İstanbul’un kuzey ormanlarından Hasankeyf’e, Kaz Dağından Rize’nin derelerine kadar, ülkenin tabii ve tarihsel kaynakları tüketilerek enerji için kullanılırken müjde duymamış aksiyon görmüştük.

16 yıl önce keşfedilen fakat hala üretime dönüşmeyen doğal kaynağımızın bu defa önümüzdeki on yıllar içinde üretime dönüşeceğinden oluşan bir müjdeyi ise, aslında hem merak ettik hem de biraz şaşırarak takip ettik.

Karadeniz’in dibinin iç acıcı olmadığı ve gayet münbit bir organik dünya içerdiğini ilkokulda öğrenen bir halk olarak, bu denizin dibindeki gazın varlığı hiç de sürpriz değil aslında. (Bu dibi meşum denizin 2 koldan Marmara’ya akıtılması demek olan Kanal İstanbul projesinin akıl dışılığına da bir delalet olmalı bu keşif aslında!)

Sürpriz olan aleni biçimde varlığı keşfedilmiş ve keşif dönemi, AKP iktidarının tamamına karşılık gelen rezervin, bu zamana kadar yedek akçe gibi kenarda tutulması.
Azeri, Fars, Rus gazına ödediğimiz milyar dolarlar kenarda duracaktı bu üretim başlasaydı. Üstelik ilave rezervin Temmuz 2020’de keşfedilmesi ise başlı başına sorgulanmaya muhtaç.
Eğer 2004’te yapılan keşif üretime dönüşmüş olsa, bu zamana kadar muhtemelen bu rezerv de keşfedilir, Türkiye onlarca yıl boyunca dışarıya kaptırdığı doğal gaz paralarını halkın refahı için kullanırdı.

Ahmet Hakan’ın sözüyle tek yapmamız gereken “sevinmek, sevinmek, sevinmek” ise neden daha önce sevinmedik de, tam da 2020 yılının 21 Ağustos’unu bekledik.

Gazeteci, yazar falan değil sıradan bir vatandaş dahi olsak, neredeyse Akdeniz’de Yunanistan’la gaz savaşına gireceğimiz sırada aldığımız bu müjdeli haberin arka planını kendimize sorardık.

Hz. İbrahim oğlunu kurban edecekken gökten inen koç gibi Allah Teala bizlere de gökten rezerv mi indirdi acaba?

Allah’ın işinden sual olmaz.
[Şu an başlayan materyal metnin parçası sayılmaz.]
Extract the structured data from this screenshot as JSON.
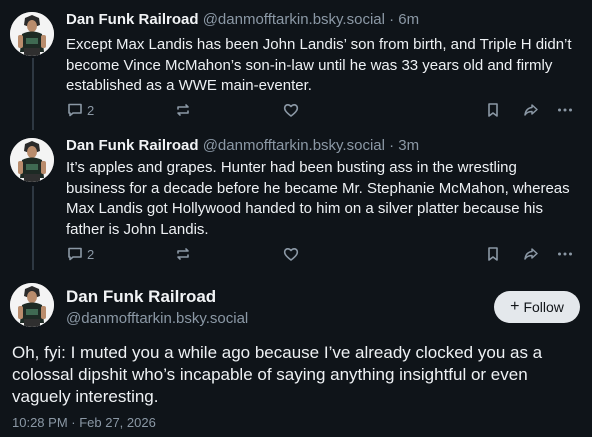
{
  "posts": [
    {
      "author": "Dan Funk Railroad",
      "handle": "@danmofftarkin.bsky.social",
      "separator": "·",
      "time": "6m",
      "text": "Except Max Landis has been John Landis’ son from birth, and Triple H didn’t become Vince McMahon’s son-in-law until he was 33 years old and firmly established as a WWE main-eventer.",
      "reply_count": "2",
      "repost_count": "",
      "like_count": ""
    },
    {
      "author": "Dan Funk Railroad",
      "handle": "@danmofftarkin.bsky.social",
      "separator": "·",
      "time": "3m",
      "text": "It’s apples and grapes. Hunter had been busting ass in the wrestling business for a decade before he became Mr. Stephanie McMahon, whereas Max Landis got Hollywood handed to him on a silver platter because his father is John Landis.",
      "reply_count": "2",
      "repost_count": "",
      "like_count": ""
    }
  ],
  "focus_post": {
    "author": "Dan Funk Railroad",
    "handle": "@danmofftarkin.bsky.social",
    "follow_label": "Follow",
    "follow_icon": "+",
    "text": "Oh, fyi: I muted you a while ago because I’ve already clocked you as a colossal dipshit who’s incapable of saying anything insightful or even vaguely interesting.",
    "timestamp": "10:28 PM · Feb 27, 2026"
  },
  "icons": {
    "reply": "reply-icon",
    "repost": "repost-icon",
    "like": "heart-icon",
    "bookmark": "bookmark-icon",
    "share": "share-icon",
    "more": "more-options-icon"
  },
  "colors": {
    "background": "#0f1419",
    "muted_text": "#8b98a5",
    "follow_button_bg": "#e4e8ec"
  }
}
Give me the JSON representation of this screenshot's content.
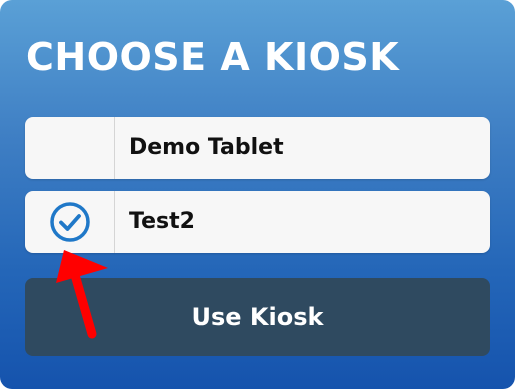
{
  "dialog": {
    "title": "CHOOSE A KIOSK"
  },
  "kiosks": [
    {
      "label": "Demo Tablet",
      "selected": false
    },
    {
      "label": "Test2",
      "selected": true
    }
  ],
  "actions": {
    "use_label": "Use Kiosk"
  },
  "colors": {
    "panel_top": "#5aa0d6",
    "panel_bottom": "#1553ad",
    "button_bg": "#2f4a60",
    "check_color": "#1f78c8",
    "annotation_arrow": "#ff0000"
  },
  "icons": {
    "selected": "check-circle-icon",
    "annotation": "red-arrow-annotation"
  }
}
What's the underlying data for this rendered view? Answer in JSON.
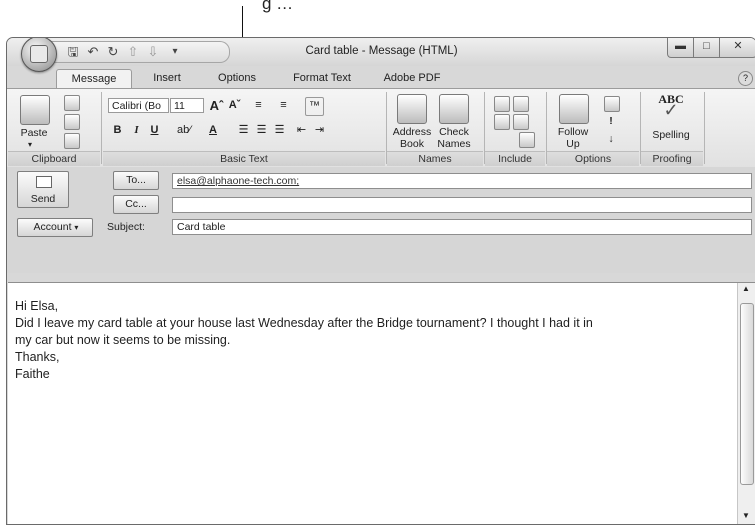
{
  "callout": {
    "text": "g …"
  },
  "window": {
    "title": "Card table - Message (HTML)"
  },
  "tabs": [
    "Message",
    "Insert",
    "Options",
    "Format Text",
    "Adobe PDF"
  ],
  "ribbon": {
    "clipboard": {
      "paste_label": "Paste",
      "group_label": "Clipboard"
    },
    "basic_text": {
      "font_name": "Calibri (Bo",
      "font_size": "11",
      "group_label": "Basic Text"
    },
    "names": {
      "address_book_1": "Address",
      "address_book_2": "Book",
      "check_names_1": "Check",
      "check_names_2": "Names",
      "group_label": "Names"
    },
    "include": {
      "group_label": "Include"
    },
    "options": {
      "follow_up_1": "Follow",
      "follow_up_2": "Up",
      "group_label": "Options"
    },
    "proofing": {
      "spelling_label": "Spelling",
      "abc": "ABC",
      "group_label": "Proofing"
    }
  },
  "compose": {
    "send_label": "Send",
    "to_label": "To...",
    "cc_label": "Cc...",
    "account_label": "Account",
    "subject_label": "Subject:",
    "to_value": "elsa@alphaone-tech.com;",
    "cc_value": "",
    "subject_value": "Card table"
  },
  "message_body": [
    "Hi Elsa,",
    "Did I leave my card table at your house last Wednesday after the Bridge tournament? I thought I had it in",
    "my car but now it seems to be missing.",
    "Thanks,",
    "Faithe"
  ],
  "icons": [
    "office-button-icon",
    "save-icon",
    "undo-icon",
    "redo-icon",
    "up-icon",
    "down-icon",
    "minimize-icon",
    "maximize-icon",
    "close-icon",
    "help-icon",
    "paste-icon",
    "cut-icon",
    "copy-icon",
    "format-painter-icon",
    "address-book-icon",
    "check-names-icon",
    "attach-file-icon",
    "follow-up-flag-icon",
    "spelling-icon"
  ]
}
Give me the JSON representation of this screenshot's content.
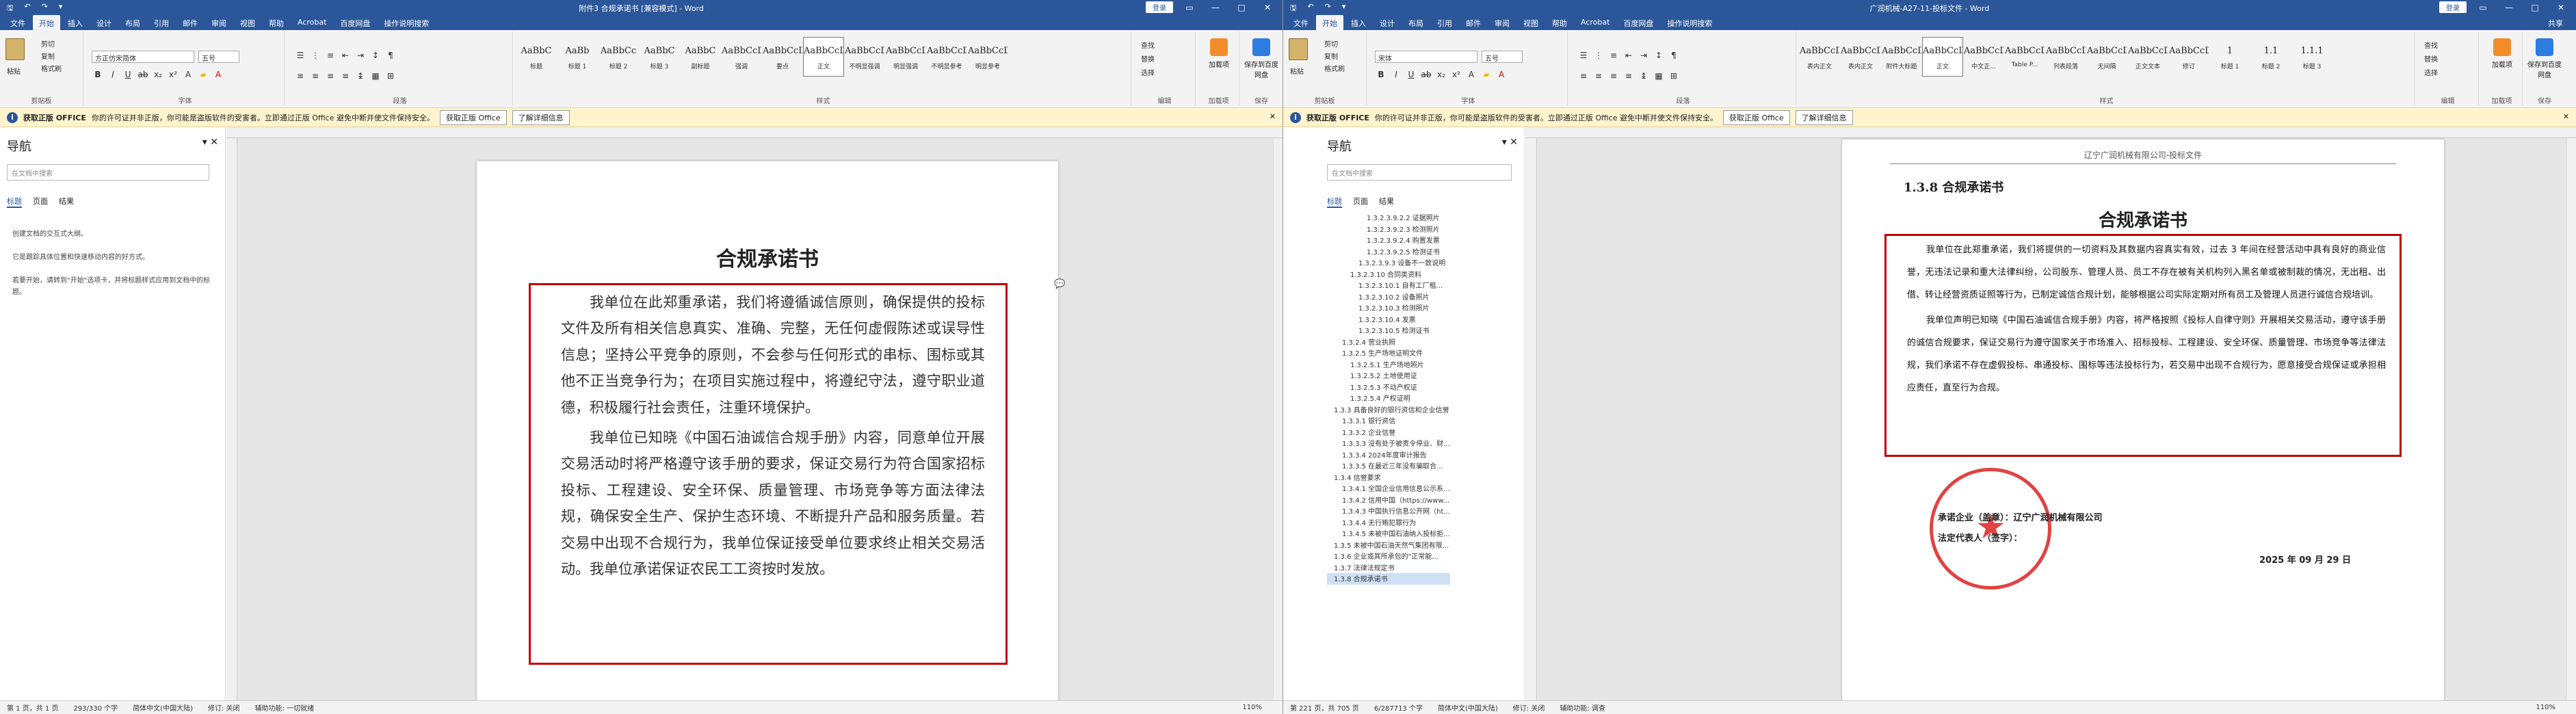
{
  "win1": {
    "title": "附件3 合规承诺书 [兼容模式] - Word",
    "login": "登录",
    "tabs": [
      "文件",
      "开始",
      "插入",
      "设计",
      "布局",
      "引用",
      "邮件",
      "审阅",
      "视图",
      "帮助",
      "Acrobat",
      "百度网盘",
      "操作说明搜索"
    ],
    "clipboard": {
      "paste": "粘贴",
      "cut": "剪切",
      "copy": "复制",
      "painter": "格式刷",
      "label": "剪贴板"
    },
    "font": {
      "name": "方正仿宋简体",
      "size": "五号",
      "label": "字体"
    },
    "paragraph_label": "段落",
    "styles_label": "样式",
    "styles": [
      {
        "pv": "AaBbC",
        "nm": "标题"
      },
      {
        "pv": "AaBb",
        "nm": "标题 1"
      },
      {
        "pv": "AaBbCc",
        "nm": "标题 2"
      },
      {
        "pv": "AaBbC",
        "nm": "标题 3"
      },
      {
        "pv": "AaBbC",
        "nm": "副标题"
      },
      {
        "pv": "AaBbCcD",
        "nm": "强调"
      },
      {
        "pv": "AaBbCcD",
        "nm": "要点"
      },
      {
        "pv": "AaBbCcDd",
        "nm": "正文"
      },
      {
        "pv": "AaBbCcDd",
        "nm": "不明显强调"
      },
      {
        "pv": "AaBbCcDd",
        "nm": "明显强调"
      },
      {
        "pv": "AaBbCcDd",
        "nm": "不明显参考"
      },
      {
        "pv": "AaBbCcD",
        "nm": "明显参考"
      }
    ],
    "edit": {
      "find": "查找",
      "replace": "替换",
      "select": "选择",
      "label": "编辑"
    },
    "addin": {
      "btn": "加载项",
      "label": "加载项"
    },
    "save": {
      "btn": "保存到百度网盘",
      "label": "保存"
    },
    "msg": {
      "title": "获取正版 OFFICE",
      "text": "你的许可证并非正版，你可能是盗版软件的受害者。立即通过正版 Office 避免中断并使文件保持安全。",
      "btn1": "获取正版 Office",
      "btn2": "了解详细信息"
    },
    "nav": {
      "title": "导航",
      "search": "在文档中搜索",
      "tabs": [
        "标题",
        "页面",
        "结果"
      ],
      "text": [
        "创建文档的交互式大纲。",
        "它是跟踪具体位置和快速移动内容的好方式。",
        "若要开始，请转到\"开始\"选项卡，并将标题样式应用到文档中的标题。"
      ]
    },
    "doc": {
      "title": "合规承诺书",
      "paragraphs": [
        "我单位在此郑重承诺，我们将遵循诚信原则，确保提供的投标文件及所有相关信息真实、准确、完整，无任何虚假陈述或误导性信息；坚持公平竞争的原则，不会参与任何形式的串标、围标或其他不正当竞争行为；在项目实施过程中，将遵纪守法，遵守职业道德，积极履行社会责任，注重环境保护。",
        "我单位已知晓《中国石油诚信合规手册》内容，同意单位开展交易活动时将严格遵守该手册的要求，保证交易行为符合国家招标投标、工程建设、安全环保、质量管理、市场竞争等方面法律法规，确保安全生产、保护生态环境、不断提升产品和服务质量。若交易中出现不合规行为，我单位保证接受单位要求终止相关交易活动。我单位承诺保证农民工工资按时发放。"
      ]
    },
    "status": {
      "page": "第 1 页，共 1 页",
      "words": "293/330 个字",
      "lang": "简体中文(中国大陆)",
      "track": "修订: 关闭",
      "access": "辅助功能: 一切就绪",
      "zoom": "110%"
    }
  },
  "win2": {
    "title": "广润机械-A27-11-投标文件 - Word",
    "login": "登录",
    "share": "共享",
    "tabs": [
      "文件",
      "开始",
      "插入",
      "设计",
      "布局",
      "引用",
      "邮件",
      "审阅",
      "视图",
      "帮助",
      "Acrobat",
      "百度网盘",
      "操作说明搜索"
    ],
    "clipboard": {
      "paste": "粘贴",
      "cut": "剪切",
      "copy": "复制",
      "painter": "格式刷",
      "label": "剪贴板"
    },
    "font": {
      "name": "宋体",
      "size": "五号",
      "label": "字体"
    },
    "paragraph_label": "段落",
    "styles_label": "样式",
    "styles": [
      {
        "pv": "AaBbCcD",
        "nm": "表内正文"
      },
      {
        "pv": "AaBbCcDc",
        "nm": "表内正文"
      },
      {
        "pv": "AaBbCcD",
        "nm": "附件大标题"
      },
      {
        "pv": "AaBbCcD",
        "nm": "正文"
      },
      {
        "pv": "AaBbCcDc",
        "nm": "中文正..."
      },
      {
        "pv": "AaBbCcDc",
        "nm": "Table P..."
      },
      {
        "pv": "AaBbCcD",
        "nm": "列表段落"
      },
      {
        "pv": "AaBbCcD",
        "nm": "无间隔"
      },
      {
        "pv": "AaBbCcD",
        "nm": "正文文本"
      },
      {
        "pv": "AaBbCcD",
        "nm": "修订"
      },
      {
        "pv": "1",
        "nm": "标题 1"
      },
      {
        "pv": "1.1",
        "nm": "标题 2"
      },
      {
        "pv": "1.1.1",
        "nm": "标题 3"
      }
    ],
    "edit": {
      "find": "查找",
      "replace": "替换",
      "select": "选择",
      "label": "编辑"
    },
    "addin": {
      "btn": "加载项",
      "label": "加载项"
    },
    "save": {
      "btn": "保存到百度网盘",
      "label": "保存"
    },
    "msg": {
      "title": "获取正版 OFFICE",
      "text": "你的许可证并非正版，你可能是盗版软件的受害者。立即通过正版 Office 避免中断并使文件保持安全。",
      "btn1": "获取正版 Office",
      "btn2": "了解详细信息"
    },
    "nav": {
      "title": "导航",
      "search": "在文档中搜索",
      "tabs": [
        "标题",
        "页面",
        "结果"
      ],
      "headings": [
        "1.3.2.3.9.2.2 证据照片",
        "1.3.2.3.9.2.3 检测照片",
        "1.3.2.3.9.2.4 购置发票",
        "1.3.2.3.9.2.5 检测证书",
        "1.3.2.3.9.3 设备不一致说明",
        "1.3.2.3.10 合同类资料",
        "1.3.2.3.10.1 自有工厂租...",
        "1.3.2.3.10.2 设备照片",
        "1.3.2.3.10.3 检测照片",
        "1.3.2.3.10.4 发票",
        "1.3.2.3.10.5 检测证书",
        "1.3.2.4 营业执照",
        "1.3.2.5 生产场地证明文件",
        "1.3.2.5.1 生产场地照片",
        "1.3.2.5.2 土地使用证",
        "1.3.2.5.3 不动产权证",
        "1.3.2.5.4 产权证明",
        "1.3.3 具备良好的银行资信和企业信誉",
        "1.3.3.1 银行资信",
        "1.3.3.2 企业信誉",
        "1.3.3.3 没有处于被责令停业、财...",
        "1.3.3.4 2024年度审计报告",
        "1.3.3.5 在最近三年没有骗取合...",
        "1.3.4 信誉要求",
        "1.3.4.1 全国企业信用信息公示系...",
        "1.3.4.2 信用中国（https://www...",
        "1.3.4.3 中国执行信息公开网（ht...",
        "1.3.4.4 无行贿犯罪行为",
        "1.3.4.5 未被中国石油纳入投标拒...",
        "1.3.5 未被中国石油天然气集团有限...",
        "1.3.6 企业或其所承包的\"正常能...",
        "1.3.7 法律法规定书",
        "1.3.8 合规承诺书"
      ]
    },
    "doc": {
      "header": "辽宁广润机械有限公司-投标文件",
      "heading": "1.3.8 合规承诺书",
      "title": "合规承诺书",
      "paragraphs": [
        "我单位在此郑重承诺，我们将提供的一切资料及其数据内容真实有效，过去 3 年间在经营活动中具有良好的商业信誉，无违法记录和重大法律纠纷，公司股东、管理人员、员工不存在被有关机构列入黑名单或被制裁的情况，无出租、出借、转让经营资质证照等行为，已制定诚信合规计划，能够根据公司实际定期对所有员工及管理人员进行诚信合规培训。",
        "我单位声明已知晓《中国石油诚信合规手册》内容，将严格按照《投标人自律守则》开展相关交易活动，遵守该手册的诚信合规要求，保证交易行为遵守国家关于市场准入、招标投标、工程建设、安全环保、质量管理、市场竞争等法律法规，我们承诺不存在虚假投标、串通投标、围标等违法投标行为，若交易中出现不合规行为，愿意接受合规保证或承担相应责任，直至行为合规。"
      ],
      "signer": "承诺企业（盖章）：辽宁广润机械有限公司",
      "legal": "法定代表人（签字）：",
      "date": "2025 年 09 月 29 日"
    },
    "status": {
      "page": "第 221 页，共 705 页",
      "words": "6/287713 个字",
      "lang": "简体中文(中国大陆)",
      "track": "修订: 关闭",
      "access": "辅助功能: 调查",
      "zoom": "110%"
    }
  }
}
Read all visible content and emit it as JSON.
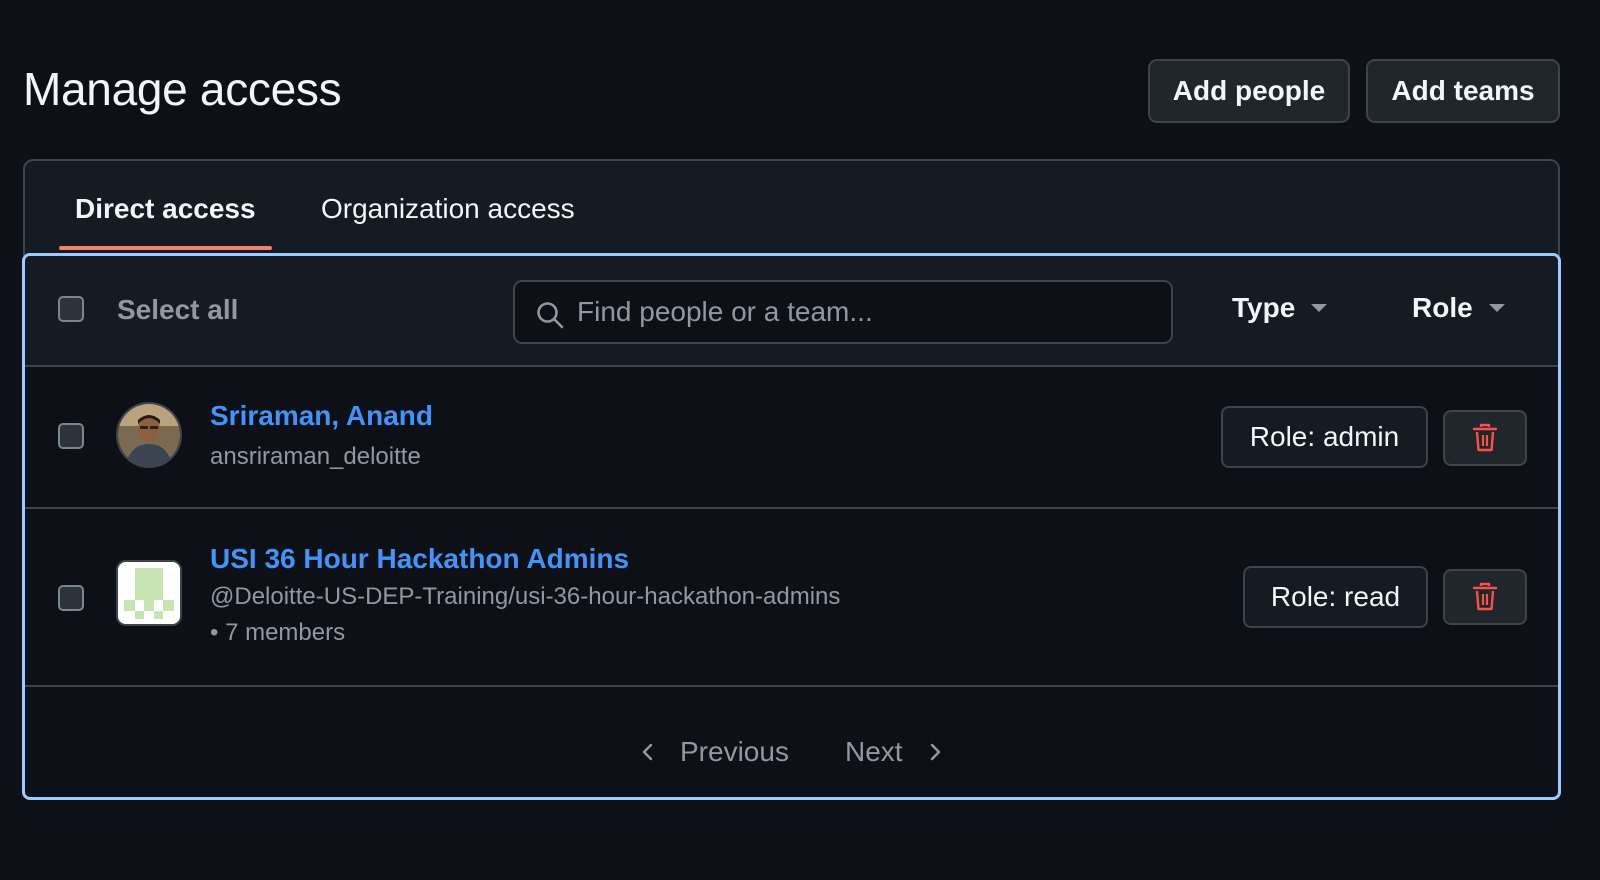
{
  "header": {
    "title": "Manage access",
    "add_people_label": "Add people",
    "add_teams_label": "Add teams"
  },
  "tabs": [
    {
      "label": "Direct access",
      "active": true
    },
    {
      "label": "Organization access",
      "active": false
    }
  ],
  "toolbar": {
    "select_all_label": "Select all",
    "search_placeholder": "Find people or a team...",
    "search_icon": "search-icon",
    "type_filter_label": "Type",
    "role_filter_label": "Role"
  },
  "members": [
    {
      "name": "Sriraman, Anand",
      "subtitle": "ansriraman_deloitte",
      "role_label": "Role: admin",
      "avatar": "user-photo"
    },
    {
      "name": "USI 36 Hour Hackathon Admins",
      "subtitle": "@Deloitte-US-DEP-Training/usi-36-hour-hackathon-admins • 7 members",
      "role_label": "Role: read",
      "avatar": "team-identicon"
    }
  ],
  "pagination": {
    "previous_label": "Previous",
    "next_label": "Next"
  },
  "colors": {
    "background": "#0d1117",
    "link": "#4493f8",
    "active_tab_underline": "#f78166",
    "focus_border": "#9ecbff",
    "danger": "#f85149",
    "identicon": "#c6e5b3"
  }
}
Petrol ve doğalgaz zengini ülkeler arasında Suudi Arabistan da var, Venezuella da var, İran da var, Norveç de var. Ben Norveç  olalım isterim. Norveç olamayacaksak da bırakalım. Rezervlerimizi  gelecek kuşaklar kullansın. Biz bir de bu acaip halimizle ülkenin doğal kaynaklarını tüketip gelecek nesillerin haklarından çalmayalım.

Bu zamana kadar doğalgazımız yoktu da, Almanya’yı mı kıskandırmadık? Bir de doğal gazımız olursa maazallah bütün Avrupa’nın nazarı değer, başımıza türlü felaketler gelir. Çakır gözlü Avrupa ahalisi şöyle yan gözle baksa kurumuz düşer, enflasyonumuz çıkar, faizimiz yükselir. “Biz bize yeteriz.”

Yine de Ahmet Hakan’ın 23 Nisan marşından esinlenerek bizi sevinmeye davet ettiği günlerde bir diğer eski Türkiye marşını anımsamamak elde değil:
“Sevinin küçükler, övünün büyükler.
 Çok büyük bayram bu bayram,
Herkese kutlu olsun.”

Müjdeli sevindirikli günlerde ne varsa yine Eski Türkiye’de var. Onun marşlarında var.
“Ver Mehteriii” diye çıkılan yolda buralara geldik. Kadere bak. Kadere bak.